In Part 2, Enser offers a clearly articulated vision of what Powerful Geography could be in a Future 3 model. He offers a disciplinary coherence through specific tools and examples. Here, the use of case studies – one of which, I should note, I was delighted to contribute – shows that this vision is more than abstract idealism. Choosing a wide range of places, schools and people, Enser shows how feasible it is to enact the curriculum he describes.

Enser has been thinking through blogging (since 2015), and previously written the Andy Tharby-inspired book “Making Every Geography Lesson Count” as part of that series, focusing on the “what and how” of classroom Geography teaching. In Part 2 of this book, he draws on all of that experience – and skilfully navigates the Geographical academy of thinkers – Rawlings, Standish, Roberts, Lambert et al. – to provide practical and clear examples of how the curriculum can be made meaningful again.

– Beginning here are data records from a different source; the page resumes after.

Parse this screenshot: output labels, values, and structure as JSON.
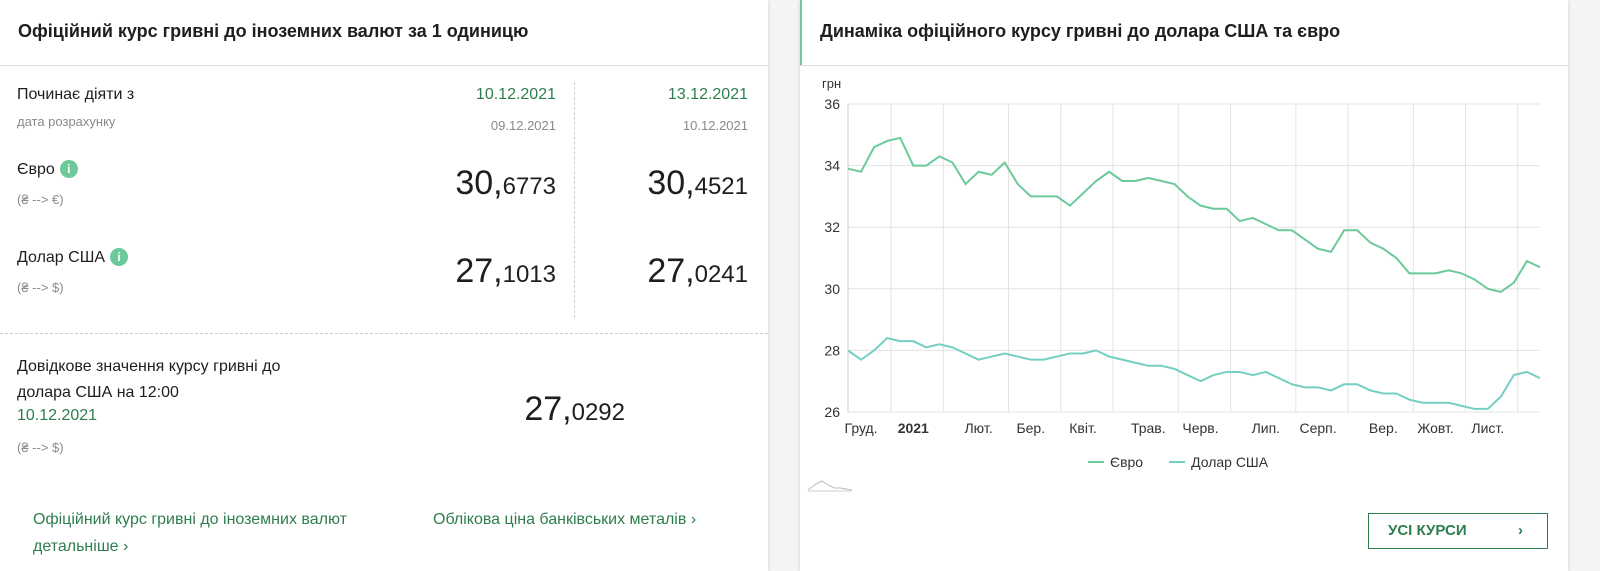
{
  "rates": {
    "title": "Офіційний курс гривні до іноземних валют за 1 одиницю",
    "starts_label": "Починає діяти з",
    "calc_label": "дата розрахунку",
    "currencies": [
      {
        "name": "Євро",
        "direction": "(₴ --> €)"
      },
      {
        "name": "Долар США",
        "direction": "(₴ --> $)"
      }
    ],
    "columns": [
      {
        "date": "10.12.2021",
        "calc_date": "09.12.2021",
        "values": [
          "30,6773",
          "27,1013"
        ]
      },
      {
        "date": "13.12.2021",
        "calc_date": "10.12.2021",
        "values": [
          "30,4521",
          "27,0241"
        ]
      }
    ]
  },
  "reference": {
    "label": "Довідкове значення курсу гривні до долара США на 12:00",
    "date": "10.12.2021",
    "direction": "(₴ --> $)",
    "value": "27,0292"
  },
  "links": [
    "Офіційний курс гривні до іноземних валют детальніше",
    "Облікова ціна банківських металів"
  ],
  "chart_panel": {
    "button": "УСІ КУРСИ"
  },
  "chart_data": {
    "type": "line",
    "title": "Динаміка офіційного курсу гривні до долара США та євро",
    "y_label": "грн",
    "categories": [
      null,
      "Груд.",
      null,
      null,
      null,
      "2021",
      null,
      null,
      null,
      null,
      "Лют.",
      null,
      null,
      null,
      "Бер.",
      null,
      null,
      null,
      "Квіт.",
      null,
      null,
      null,
      null,
      "Трав.",
      null,
      null,
      null,
      "Черв.",
      null,
      null,
      null,
      null,
      "Лип.",
      null,
      null,
      null,
      "Серп.",
      null,
      null,
      null,
      null,
      "Вер.",
      null,
      null,
      null,
      "Жовт.",
      null,
      null,
      null,
      "Лист.",
      null,
      null,
      null,
      null
    ],
    "series": [
      {
        "name": "Євро",
        "color": "#6cc99a",
        "values": [
          33.9,
          33.8,
          34.6,
          34.8,
          34.9,
          34.0,
          34.0,
          34.3,
          34.1,
          33.4,
          33.8,
          33.7,
          34.1,
          33.4,
          33.0,
          33.0,
          33.0,
          32.7,
          33.1,
          33.5,
          33.8,
          33.5,
          33.5,
          33.6,
          33.5,
          33.4,
          33.0,
          32.7,
          32.6,
          32.6,
          32.2,
          32.3,
          32.1,
          31.9,
          31.9,
          31.6,
          31.3,
          31.2,
          31.9,
          31.9,
          31.5,
          31.3,
          31.0,
          30.5,
          30.5,
          30.5,
          30.6,
          30.5,
          30.3,
          30.0,
          29.9,
          30.2,
          30.9,
          30.7
        ]
      },
      {
        "name": "Долар США",
        "color": "#74cfc3",
        "values": [
          28.0,
          27.7,
          28.0,
          28.4,
          28.3,
          28.3,
          28.1,
          28.2,
          28.1,
          27.9,
          27.7,
          27.8,
          27.9,
          27.8,
          27.7,
          27.7,
          27.8,
          27.9,
          27.9,
          28.0,
          27.8,
          27.7,
          27.6,
          27.5,
          27.5,
          27.4,
          27.2,
          27.0,
          27.2,
          27.3,
          27.3,
          27.2,
          27.3,
          27.1,
          26.9,
          26.8,
          26.8,
          26.7,
          26.9,
          26.9,
          26.7,
          26.6,
          26.6,
          26.4,
          26.3,
          26.3,
          26.3,
          26.2,
          26.1,
          26.1,
          26.5,
          27.2,
          27.3,
          27.1
        ]
      }
    ],
    "ylim": [
      26,
      36
    ],
    "yticks": [
      26,
      28,
      30,
      32,
      34,
      36
    ],
    "grid": true,
    "legend": "bottom",
    "bold_categories": [
      "2021"
    ]
  }
}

Ever alert to the risks of “performative rituals” of teaching, Enser’s conclusion deliberately asks the reader not to adopt his ideas unthinkingly; but provides a walk-through and road map for Departments, HoDs and teachers to critically reflect on their own curriculum and practice. There are no “do as I say” moments, or even a sense of this being “Mark Enser’s vision for the subject”. There’s no hard sell; no ego, no stories of what he’s done – only a personal sense of how these things have felt to teach and work through. He writes with great humility and without embellishment.

This is an excellent book – that should be read carefully by all ITT, subject leaders, Geographical thinkers and experienced teachers – as a context and story of our curriculum discipline. I think “Making Every Geography Lesson Count” is still the book I’d recommend to trainees. While it won’t hurt to read it (of course!), I think Powerful Geography – like my undergraduate experience of PNPG –  is the kind of book that won’t make so much sense until you have some lived experience, and you understand how skilfully the retrospective view has been constructed.

Professor Ron Johnston, Professor David Livingston and Dr John Langton would all recognise this book as a kindred spirit, I think. Powerful Geography, indeed.